Esau goes out hunting and he doesn’t kill anything,
and he’s really tired, and really hungry, and when he comes back to the camp,
he sees his brother Jacob cooking something. He wants what’s in the pot,
and Jacob offers to give it to him in exchange for the birthright.
The birthright belongs to the eldest son,
and it means he will be the leader of the Hebrew tribe.
He will be the heir to the covenant with G-d made by Abraham, their grandfather and Isaac, their father.
Esau, who has the birthright, is willing to trade it away for what’s in his brother’s pot.
He doesn’t care about his inheritance; he’s only thinking about himself and his needs at that moment.
Esau is someone who cannot carry the heritage forward because he doesn’t care about it.
Esau proves this when he leaves the land of Israel to go become the king in another land,
even though there is no one to stop him from living in Israel as the chief of the Hebrews.
Esau decided that he did not care about being Jewish. The birthright was his;
he traded it away for the needs of the moment.
And he became the king of a different people in a foreign land.
In a way, each of us is Esau in the moment that he is coming in from the hunt, and we have a choice:
Are we going to think about what we need at this moment, or are we going to think about who we are,
what our life is about, where we fit in in our community and our people and our religion?
Do we care about being Jewish? Or are we going to sell our birthright for what’s cooking in the pot?
If your answer is that you care about being Jewish, then you must think about what you do for your community and your people. You have the choice: Do I just offer lip-service to my Jewishess, or do I actually do something?
In any Jewish community, or any organization of any kind, for that matter, there are always a few people who do a great deal, and most people do little to nothing. I know this.
And I totally understand that there are different times in our lives when we have more time to do what we want.
I know this.
But I also know that often it’s the busiest people who do the most, and the people who have the most time who do nothing.Every community and every organization give awards to people who volunteer and do a lot. But these awards point to something troubling: So few people volunteer that a couple of awards cover everyone who deserves one.

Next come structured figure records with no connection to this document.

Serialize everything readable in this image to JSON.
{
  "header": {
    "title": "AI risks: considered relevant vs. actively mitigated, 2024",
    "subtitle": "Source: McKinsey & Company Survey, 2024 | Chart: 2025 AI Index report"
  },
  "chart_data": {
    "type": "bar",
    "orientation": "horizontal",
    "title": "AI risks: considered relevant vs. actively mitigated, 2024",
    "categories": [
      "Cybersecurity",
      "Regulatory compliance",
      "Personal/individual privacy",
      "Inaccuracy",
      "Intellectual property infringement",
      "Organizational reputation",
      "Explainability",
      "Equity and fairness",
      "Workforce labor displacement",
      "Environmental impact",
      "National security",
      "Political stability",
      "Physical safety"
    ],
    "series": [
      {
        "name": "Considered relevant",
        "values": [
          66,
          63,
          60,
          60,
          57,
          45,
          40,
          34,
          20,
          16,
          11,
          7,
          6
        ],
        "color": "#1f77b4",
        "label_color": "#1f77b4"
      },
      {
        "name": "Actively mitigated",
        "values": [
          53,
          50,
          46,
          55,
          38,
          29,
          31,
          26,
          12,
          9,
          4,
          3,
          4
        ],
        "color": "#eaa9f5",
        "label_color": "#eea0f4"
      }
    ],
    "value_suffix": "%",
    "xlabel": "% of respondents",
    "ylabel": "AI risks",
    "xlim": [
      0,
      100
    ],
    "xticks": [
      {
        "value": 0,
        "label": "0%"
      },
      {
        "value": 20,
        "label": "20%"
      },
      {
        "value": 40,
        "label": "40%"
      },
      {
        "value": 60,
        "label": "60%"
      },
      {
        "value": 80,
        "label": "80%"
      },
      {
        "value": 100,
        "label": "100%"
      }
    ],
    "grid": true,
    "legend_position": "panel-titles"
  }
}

It means that standing in front of the cooking pot, most people have chosen to trade their birthright away rather than act to live up to their birthright.
Rabbi, be more specific. What can I do?
I know you’re busy, but do you have ten minutes at 6:45 one night a week?
It’s not even in competition with Jeopardy.
Just think: You can eat what’s in the pot right before that ten minutes or right after. You can have your pot and daven, too.
We have wonderful people, and I really mean loyal, devoted, consistent people who have made sure that we have had minyans morning and evening every day since Covid and Zoom came into our lives. They know that all they have to do is click the computer and spend a few minutes from the convenience and warmth and unmasked existence of their homes, and in return, they have done something that for other people and they have been an active part of their community.
My late friend Sy Kaplan once gave this great speech, and he offered ways for people to be part of our shul. And his refrain was: It’s easy. You give a little time. It’s easy. You offer an idea. It’s easy. You show up. It’s easy.
So on this 75th anniversary Shabbat, I want to point out that we would never have made it to 75 years without all the people through the years who have done their part. And now all of us have to do ours.
If you wait to be called, you’re expecting us to be mind-readers. We don’t know what part of things you’d like to be involved in. A woman came and sat with me and said, “Here’s what I’d like to do. And I said, “Great. Here’s who you call for this, and I suggest you do that.” And she’s been doing things. And she’s been making a difference in people’s lives.
You have the choice. You can throw away your birthright for what’s in the pot. Or you can say, I will live up to my birthright. I’m here to help.”